Jerry Baldwin, the first black head football coach at the University of Louisiana at Lafayette, was fired in 2001 because he was “the wrong color” and not because the Ragin’ Cajuns notched only half a dozen wins in his three seasons, Baldwin’s attorney told a Baton Rouge state court jury Tuesday.
But a lawyer for the University of Louisiana system and UL-Lafayette pointed to Baldwin’s record of six wins and 27 losses from 1999 to 2001 and called it the worst record at the school in 115 years.
The long-awaited trial of Baldwin’s racial discrimination claim kicked off Tuesday with opening statements from each side. Testimony will begin Wednesday in state District Judge Todd Hernandez’s courtroom. The trial is expected to last a week.
UL-Lafayette has stated that Baldwin was fired because of his poor overall record, declining football attendance and revenue and lack of community support for the struggling football program that he inherited from coach Nelson Stokley.
New Orleans lawyer Karl Bernard, who played at UL-Lafayette and in the NFL for the Detroit Lions, represents Baldwin and told the East Baton Rouge Parish jury that the stated reasons for Baldwin’s firing were a “pretext” and a “lie.” The coach, he said, received positive evaluations until the day he was terminated.
“Coach Baldwin did everything they asked him to do. He did a good job. But he was the wrong color,” Bernard argued.
Stephen Oats, one of UL-Lafayette’s attorneys, flatly rejected the notion that former President Ray Authement, who hired and fired Baldwin, is a racist.
“He knew the skin color of Jerry Baldwin when he hired him. The plaintiff’s case does not make sense,” Oats argued.
While at UL-Lafayette, a Division I-A school, Baldwin — who also worked as an assistant coach at Louisiana Tech and LSU — failed to record a win against a team with a winning record and lost to several Division I-AA schools, Oats added.

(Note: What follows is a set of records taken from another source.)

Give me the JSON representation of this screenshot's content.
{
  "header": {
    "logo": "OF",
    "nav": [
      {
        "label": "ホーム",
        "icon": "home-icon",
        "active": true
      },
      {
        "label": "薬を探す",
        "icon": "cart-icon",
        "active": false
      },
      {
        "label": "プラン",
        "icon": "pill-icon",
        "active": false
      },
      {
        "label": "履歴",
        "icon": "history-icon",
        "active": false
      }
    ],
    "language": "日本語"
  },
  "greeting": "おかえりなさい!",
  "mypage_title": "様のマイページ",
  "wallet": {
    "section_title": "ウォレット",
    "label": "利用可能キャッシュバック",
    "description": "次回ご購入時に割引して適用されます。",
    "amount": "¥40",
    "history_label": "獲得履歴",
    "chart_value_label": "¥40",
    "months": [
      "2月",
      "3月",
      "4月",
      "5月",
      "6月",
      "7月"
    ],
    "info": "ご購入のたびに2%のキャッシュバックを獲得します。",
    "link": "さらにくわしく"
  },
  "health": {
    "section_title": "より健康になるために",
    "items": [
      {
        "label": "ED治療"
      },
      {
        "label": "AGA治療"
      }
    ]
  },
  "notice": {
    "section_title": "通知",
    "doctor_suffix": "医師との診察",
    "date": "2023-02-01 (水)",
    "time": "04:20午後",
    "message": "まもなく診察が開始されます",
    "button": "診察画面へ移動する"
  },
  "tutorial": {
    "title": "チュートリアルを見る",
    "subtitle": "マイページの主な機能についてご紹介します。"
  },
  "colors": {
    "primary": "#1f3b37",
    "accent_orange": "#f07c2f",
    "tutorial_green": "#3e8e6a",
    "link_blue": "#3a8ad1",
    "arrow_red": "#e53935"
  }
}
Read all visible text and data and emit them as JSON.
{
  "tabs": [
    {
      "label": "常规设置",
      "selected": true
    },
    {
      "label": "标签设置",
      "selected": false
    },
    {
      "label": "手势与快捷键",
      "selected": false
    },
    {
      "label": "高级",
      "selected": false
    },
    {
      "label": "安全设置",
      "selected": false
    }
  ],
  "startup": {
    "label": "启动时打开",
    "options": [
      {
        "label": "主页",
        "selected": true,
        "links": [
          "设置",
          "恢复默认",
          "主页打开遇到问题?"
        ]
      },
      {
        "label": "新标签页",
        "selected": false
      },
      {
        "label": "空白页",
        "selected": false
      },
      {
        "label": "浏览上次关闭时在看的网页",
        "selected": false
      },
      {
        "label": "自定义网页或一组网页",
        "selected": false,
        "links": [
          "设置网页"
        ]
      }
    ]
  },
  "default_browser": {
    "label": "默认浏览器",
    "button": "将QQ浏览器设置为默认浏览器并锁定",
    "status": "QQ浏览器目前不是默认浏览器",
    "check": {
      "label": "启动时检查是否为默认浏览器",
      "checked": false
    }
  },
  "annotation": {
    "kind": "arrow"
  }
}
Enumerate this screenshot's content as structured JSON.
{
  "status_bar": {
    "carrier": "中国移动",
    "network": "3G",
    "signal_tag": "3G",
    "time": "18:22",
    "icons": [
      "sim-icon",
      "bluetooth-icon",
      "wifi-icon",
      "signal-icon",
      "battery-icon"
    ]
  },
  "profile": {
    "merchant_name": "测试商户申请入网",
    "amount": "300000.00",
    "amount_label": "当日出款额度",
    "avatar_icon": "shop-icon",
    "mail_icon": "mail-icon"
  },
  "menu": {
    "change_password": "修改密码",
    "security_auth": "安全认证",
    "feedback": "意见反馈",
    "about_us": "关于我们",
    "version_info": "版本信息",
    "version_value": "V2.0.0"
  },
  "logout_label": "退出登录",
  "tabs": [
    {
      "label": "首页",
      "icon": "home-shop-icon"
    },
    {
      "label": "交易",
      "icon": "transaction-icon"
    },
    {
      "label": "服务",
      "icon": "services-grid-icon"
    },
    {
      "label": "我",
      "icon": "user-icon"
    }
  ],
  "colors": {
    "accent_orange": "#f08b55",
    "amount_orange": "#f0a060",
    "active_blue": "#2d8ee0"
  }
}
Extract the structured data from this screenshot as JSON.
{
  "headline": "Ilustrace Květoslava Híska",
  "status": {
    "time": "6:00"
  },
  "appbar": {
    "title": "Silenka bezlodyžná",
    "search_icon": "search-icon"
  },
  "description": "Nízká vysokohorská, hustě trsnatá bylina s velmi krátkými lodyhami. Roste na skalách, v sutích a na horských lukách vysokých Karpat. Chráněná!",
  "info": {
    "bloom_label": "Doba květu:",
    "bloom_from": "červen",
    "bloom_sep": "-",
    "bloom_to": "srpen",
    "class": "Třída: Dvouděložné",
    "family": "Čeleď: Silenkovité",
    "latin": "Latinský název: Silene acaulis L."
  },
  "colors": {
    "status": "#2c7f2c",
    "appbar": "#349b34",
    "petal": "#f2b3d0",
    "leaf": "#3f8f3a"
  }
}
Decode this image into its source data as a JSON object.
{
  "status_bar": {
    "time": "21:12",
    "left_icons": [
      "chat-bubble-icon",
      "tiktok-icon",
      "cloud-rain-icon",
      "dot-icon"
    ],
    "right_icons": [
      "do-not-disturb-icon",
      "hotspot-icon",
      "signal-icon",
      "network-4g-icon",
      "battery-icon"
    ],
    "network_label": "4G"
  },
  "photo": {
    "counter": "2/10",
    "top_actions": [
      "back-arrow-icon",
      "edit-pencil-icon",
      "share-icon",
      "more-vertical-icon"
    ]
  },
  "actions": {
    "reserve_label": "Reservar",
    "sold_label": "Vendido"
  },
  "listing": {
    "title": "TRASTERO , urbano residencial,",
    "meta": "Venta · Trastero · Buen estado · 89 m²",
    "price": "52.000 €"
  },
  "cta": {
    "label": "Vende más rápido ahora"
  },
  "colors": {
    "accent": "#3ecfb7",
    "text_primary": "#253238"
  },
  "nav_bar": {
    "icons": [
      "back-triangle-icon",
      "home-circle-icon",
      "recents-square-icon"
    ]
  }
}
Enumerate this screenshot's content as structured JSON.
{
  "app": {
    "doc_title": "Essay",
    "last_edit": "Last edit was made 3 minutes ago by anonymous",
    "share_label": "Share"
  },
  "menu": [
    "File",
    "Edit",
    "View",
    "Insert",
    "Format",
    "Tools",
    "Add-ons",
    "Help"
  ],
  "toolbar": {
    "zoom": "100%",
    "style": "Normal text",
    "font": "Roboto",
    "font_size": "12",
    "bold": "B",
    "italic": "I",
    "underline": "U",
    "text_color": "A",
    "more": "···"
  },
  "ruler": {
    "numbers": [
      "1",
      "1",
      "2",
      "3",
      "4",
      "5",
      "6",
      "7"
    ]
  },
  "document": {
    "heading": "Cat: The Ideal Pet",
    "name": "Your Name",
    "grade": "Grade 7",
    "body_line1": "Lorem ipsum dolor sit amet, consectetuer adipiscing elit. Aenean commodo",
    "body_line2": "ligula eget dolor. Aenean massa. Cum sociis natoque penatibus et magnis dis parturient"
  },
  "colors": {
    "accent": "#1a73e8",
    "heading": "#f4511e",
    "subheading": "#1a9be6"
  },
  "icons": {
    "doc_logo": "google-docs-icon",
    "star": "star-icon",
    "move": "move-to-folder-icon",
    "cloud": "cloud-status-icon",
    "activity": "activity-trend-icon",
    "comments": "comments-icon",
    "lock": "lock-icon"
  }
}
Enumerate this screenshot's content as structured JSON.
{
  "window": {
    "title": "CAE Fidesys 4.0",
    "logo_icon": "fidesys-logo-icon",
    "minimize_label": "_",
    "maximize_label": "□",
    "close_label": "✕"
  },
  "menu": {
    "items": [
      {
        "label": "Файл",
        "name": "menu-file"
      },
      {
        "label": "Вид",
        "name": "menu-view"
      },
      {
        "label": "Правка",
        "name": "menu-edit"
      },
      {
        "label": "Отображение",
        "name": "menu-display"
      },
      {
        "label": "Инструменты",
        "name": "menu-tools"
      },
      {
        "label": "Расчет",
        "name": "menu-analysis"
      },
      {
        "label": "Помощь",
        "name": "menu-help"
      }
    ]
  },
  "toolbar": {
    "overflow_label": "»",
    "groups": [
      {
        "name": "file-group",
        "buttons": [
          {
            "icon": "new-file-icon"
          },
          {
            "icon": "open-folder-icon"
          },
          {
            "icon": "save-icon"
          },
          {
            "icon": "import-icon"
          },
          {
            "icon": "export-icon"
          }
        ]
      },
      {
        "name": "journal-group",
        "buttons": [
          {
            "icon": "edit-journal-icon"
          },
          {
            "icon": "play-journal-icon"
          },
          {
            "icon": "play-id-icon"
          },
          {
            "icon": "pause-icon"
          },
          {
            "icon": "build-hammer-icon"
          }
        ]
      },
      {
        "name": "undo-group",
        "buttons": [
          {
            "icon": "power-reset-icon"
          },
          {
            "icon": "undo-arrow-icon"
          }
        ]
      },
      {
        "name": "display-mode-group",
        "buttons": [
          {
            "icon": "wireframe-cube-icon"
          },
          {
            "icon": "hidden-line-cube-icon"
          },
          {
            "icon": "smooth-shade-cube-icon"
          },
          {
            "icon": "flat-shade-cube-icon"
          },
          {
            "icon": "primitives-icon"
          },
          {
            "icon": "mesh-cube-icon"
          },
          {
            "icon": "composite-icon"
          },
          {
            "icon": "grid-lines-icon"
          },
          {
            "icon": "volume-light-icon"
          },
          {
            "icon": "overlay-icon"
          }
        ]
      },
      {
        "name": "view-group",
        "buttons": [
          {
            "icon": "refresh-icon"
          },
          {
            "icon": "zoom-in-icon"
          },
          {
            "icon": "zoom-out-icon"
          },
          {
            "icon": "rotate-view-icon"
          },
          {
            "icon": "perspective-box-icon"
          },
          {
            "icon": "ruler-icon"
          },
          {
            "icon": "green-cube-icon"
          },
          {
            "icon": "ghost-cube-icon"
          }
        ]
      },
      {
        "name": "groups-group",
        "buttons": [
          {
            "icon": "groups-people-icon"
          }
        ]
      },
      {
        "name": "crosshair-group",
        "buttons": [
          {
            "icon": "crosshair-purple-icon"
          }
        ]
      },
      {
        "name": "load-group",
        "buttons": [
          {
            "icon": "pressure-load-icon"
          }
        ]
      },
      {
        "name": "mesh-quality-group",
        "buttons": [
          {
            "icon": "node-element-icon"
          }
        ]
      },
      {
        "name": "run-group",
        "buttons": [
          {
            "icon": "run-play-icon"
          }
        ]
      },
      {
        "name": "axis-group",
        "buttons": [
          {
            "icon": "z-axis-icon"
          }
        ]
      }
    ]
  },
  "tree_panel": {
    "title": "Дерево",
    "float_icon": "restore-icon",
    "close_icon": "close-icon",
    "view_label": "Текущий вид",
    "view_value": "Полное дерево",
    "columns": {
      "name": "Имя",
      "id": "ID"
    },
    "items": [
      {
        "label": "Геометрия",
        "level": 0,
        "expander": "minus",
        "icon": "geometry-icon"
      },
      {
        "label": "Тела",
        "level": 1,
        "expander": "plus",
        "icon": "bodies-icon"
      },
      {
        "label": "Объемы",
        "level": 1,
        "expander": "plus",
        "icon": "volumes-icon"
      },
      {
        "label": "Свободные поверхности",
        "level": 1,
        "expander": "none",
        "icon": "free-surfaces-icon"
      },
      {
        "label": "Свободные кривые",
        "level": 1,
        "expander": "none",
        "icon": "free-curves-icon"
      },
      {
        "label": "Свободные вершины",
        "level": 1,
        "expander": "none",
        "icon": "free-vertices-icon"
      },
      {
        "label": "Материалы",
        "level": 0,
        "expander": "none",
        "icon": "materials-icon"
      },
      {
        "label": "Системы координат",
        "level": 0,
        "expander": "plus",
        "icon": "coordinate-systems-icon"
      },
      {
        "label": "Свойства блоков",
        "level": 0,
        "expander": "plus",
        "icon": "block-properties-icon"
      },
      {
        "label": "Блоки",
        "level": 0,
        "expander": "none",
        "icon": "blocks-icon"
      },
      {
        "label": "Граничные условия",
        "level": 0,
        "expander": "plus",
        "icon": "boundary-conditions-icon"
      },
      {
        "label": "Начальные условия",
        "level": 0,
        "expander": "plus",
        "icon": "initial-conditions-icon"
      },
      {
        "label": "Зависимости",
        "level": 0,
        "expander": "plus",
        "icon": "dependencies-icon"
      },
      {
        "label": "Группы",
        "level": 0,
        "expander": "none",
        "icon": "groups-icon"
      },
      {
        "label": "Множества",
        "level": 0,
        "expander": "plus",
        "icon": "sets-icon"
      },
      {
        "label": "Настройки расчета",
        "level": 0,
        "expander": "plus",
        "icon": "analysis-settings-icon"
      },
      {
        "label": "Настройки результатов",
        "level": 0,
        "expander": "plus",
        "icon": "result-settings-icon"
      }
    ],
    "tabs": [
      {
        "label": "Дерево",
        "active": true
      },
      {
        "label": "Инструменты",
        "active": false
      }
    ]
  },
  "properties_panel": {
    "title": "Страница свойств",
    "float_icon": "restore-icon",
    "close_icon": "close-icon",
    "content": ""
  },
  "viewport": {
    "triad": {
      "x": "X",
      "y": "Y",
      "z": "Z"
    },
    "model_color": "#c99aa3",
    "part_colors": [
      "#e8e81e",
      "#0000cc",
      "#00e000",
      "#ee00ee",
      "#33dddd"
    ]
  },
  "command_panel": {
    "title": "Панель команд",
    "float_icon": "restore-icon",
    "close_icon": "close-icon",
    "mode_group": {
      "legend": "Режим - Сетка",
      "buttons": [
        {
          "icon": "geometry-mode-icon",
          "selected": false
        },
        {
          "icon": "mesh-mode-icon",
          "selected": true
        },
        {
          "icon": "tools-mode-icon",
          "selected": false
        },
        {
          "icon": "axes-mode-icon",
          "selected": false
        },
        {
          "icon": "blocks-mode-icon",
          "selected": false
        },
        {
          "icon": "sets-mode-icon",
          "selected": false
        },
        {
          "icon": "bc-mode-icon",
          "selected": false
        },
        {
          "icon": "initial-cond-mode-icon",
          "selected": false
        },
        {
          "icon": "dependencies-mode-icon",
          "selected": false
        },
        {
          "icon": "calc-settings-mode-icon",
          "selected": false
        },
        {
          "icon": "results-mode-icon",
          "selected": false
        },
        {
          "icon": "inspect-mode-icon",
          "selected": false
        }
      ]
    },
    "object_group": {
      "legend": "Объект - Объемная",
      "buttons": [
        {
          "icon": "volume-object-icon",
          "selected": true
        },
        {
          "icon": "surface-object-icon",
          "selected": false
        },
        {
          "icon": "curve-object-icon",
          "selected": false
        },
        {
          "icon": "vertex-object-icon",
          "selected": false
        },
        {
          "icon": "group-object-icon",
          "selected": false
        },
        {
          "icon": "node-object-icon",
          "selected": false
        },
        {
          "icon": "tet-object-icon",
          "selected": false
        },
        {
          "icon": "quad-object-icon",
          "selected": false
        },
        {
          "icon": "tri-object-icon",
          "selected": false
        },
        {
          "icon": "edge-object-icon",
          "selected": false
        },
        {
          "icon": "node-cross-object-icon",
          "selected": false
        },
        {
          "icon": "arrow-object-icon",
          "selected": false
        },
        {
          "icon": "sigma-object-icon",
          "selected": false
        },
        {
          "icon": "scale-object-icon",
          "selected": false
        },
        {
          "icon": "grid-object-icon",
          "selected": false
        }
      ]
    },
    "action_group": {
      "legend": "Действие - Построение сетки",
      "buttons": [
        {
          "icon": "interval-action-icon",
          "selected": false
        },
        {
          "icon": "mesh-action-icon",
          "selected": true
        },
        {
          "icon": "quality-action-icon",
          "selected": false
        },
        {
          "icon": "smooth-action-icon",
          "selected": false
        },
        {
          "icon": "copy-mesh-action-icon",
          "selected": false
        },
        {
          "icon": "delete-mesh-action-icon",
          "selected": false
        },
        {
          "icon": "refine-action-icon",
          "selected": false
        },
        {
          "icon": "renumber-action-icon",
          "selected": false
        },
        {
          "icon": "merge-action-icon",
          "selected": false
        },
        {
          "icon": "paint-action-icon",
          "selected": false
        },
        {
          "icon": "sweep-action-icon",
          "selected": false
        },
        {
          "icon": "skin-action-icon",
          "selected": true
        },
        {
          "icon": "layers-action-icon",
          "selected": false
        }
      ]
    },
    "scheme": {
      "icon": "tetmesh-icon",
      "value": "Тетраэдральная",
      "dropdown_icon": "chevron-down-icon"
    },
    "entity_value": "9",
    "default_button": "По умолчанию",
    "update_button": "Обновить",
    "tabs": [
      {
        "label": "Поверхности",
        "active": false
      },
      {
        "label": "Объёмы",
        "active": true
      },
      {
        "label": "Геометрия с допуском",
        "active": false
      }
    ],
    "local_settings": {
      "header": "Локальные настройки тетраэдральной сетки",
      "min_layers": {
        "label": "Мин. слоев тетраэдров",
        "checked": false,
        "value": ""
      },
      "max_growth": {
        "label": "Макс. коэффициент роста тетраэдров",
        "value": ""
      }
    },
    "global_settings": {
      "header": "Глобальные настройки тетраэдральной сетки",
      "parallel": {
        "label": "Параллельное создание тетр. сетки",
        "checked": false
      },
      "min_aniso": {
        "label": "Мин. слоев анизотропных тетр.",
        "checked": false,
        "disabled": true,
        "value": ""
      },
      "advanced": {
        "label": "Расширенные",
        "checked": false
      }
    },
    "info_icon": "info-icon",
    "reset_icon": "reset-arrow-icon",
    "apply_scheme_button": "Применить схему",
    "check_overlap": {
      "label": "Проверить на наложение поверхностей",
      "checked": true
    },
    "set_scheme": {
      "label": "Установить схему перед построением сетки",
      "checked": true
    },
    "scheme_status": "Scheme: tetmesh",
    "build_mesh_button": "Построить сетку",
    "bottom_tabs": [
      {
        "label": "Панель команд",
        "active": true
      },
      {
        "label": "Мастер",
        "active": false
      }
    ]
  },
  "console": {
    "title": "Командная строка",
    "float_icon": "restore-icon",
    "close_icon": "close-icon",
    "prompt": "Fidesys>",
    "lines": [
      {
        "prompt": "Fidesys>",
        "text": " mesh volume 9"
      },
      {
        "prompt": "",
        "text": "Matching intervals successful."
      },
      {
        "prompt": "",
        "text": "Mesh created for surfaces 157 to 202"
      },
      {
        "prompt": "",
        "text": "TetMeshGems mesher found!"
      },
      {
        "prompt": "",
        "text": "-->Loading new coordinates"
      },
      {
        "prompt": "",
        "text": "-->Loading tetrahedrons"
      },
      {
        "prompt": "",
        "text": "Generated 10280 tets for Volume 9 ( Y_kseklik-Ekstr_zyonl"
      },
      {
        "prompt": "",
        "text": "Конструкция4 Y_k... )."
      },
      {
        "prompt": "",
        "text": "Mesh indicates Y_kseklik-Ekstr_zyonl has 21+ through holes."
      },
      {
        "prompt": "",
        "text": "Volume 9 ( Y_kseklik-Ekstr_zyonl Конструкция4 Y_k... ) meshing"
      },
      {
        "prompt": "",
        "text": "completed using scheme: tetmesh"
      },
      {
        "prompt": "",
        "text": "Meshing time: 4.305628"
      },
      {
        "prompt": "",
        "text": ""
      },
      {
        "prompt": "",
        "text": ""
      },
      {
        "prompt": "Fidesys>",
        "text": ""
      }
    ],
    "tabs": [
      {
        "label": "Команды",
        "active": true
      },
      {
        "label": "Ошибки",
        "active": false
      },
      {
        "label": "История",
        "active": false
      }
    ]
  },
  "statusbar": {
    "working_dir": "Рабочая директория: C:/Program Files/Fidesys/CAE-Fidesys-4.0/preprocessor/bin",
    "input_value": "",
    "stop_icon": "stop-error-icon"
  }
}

“Ray Authement did not make the decision to terminate Jerry Baldwin because of the color of his skin,” he said. “He didn’t make a racist decision.
“Why are we here?” Oats asked. “Jerry Baldwin sees the world through a racist set of glasses.”
Bernard pointed out that Baldwin’s teams lost to several larger Division I-A programs, such as LSU, in “money games” that no one expected UL-Lafayette to win.
UL-Lafayette was 2-9 in 1999, 1-10 in 2000 and 3-8 in 2001.
Bernard argued, and Oats agreed, that Baldwin inherited a bad football team from Stokley, who died in 2010.
Stokley, with a record of 62-80-1 from 1986 to 1998, had seven winning seasons and two conference championships and is the program’s winningest coach, Oats said.
Stokley’s teams, however, were 1-10 and 2-9 in his final two seasons at UL-Lafayette, respectively.
Baldwin is now a pastor at New Living Word Ministries in Ruston and principal of New Living Word school, where he also coaches.
Bernard said Baldwin could not get another college coaching job after UL-Lafayette fired him.
“The way he was terminated ended his career as a college football coach,” he told the jury.
Oats argued Baldwin’s firing was not a “death sentence” and said Baldwin made no significant efforts to get another coaching job in the college ranks.
Baldwin is financially successful, and his ministry is a tremendous success, Oats said.
An East Baton Rouge Parish jury awarded Baldwin $2 million in 2007, but a state appeals court — citing jury selection, jury verdict form and expert witness issues — tossed the verdict in 2009 and ordered a new trial.
Hernandez ruled in 2011 that UL-Lafayette acted within contractual boundaries when it fired Baldwin. A state appeals court later overturned the judge, but the Louisiana Supreme Court ruled in 2014 that the school did not breach Baldwin’s contract.
Baldwin was terminated after the third year of a four-year contract but was paid for the entire four-year period, the university’s attorneys have said.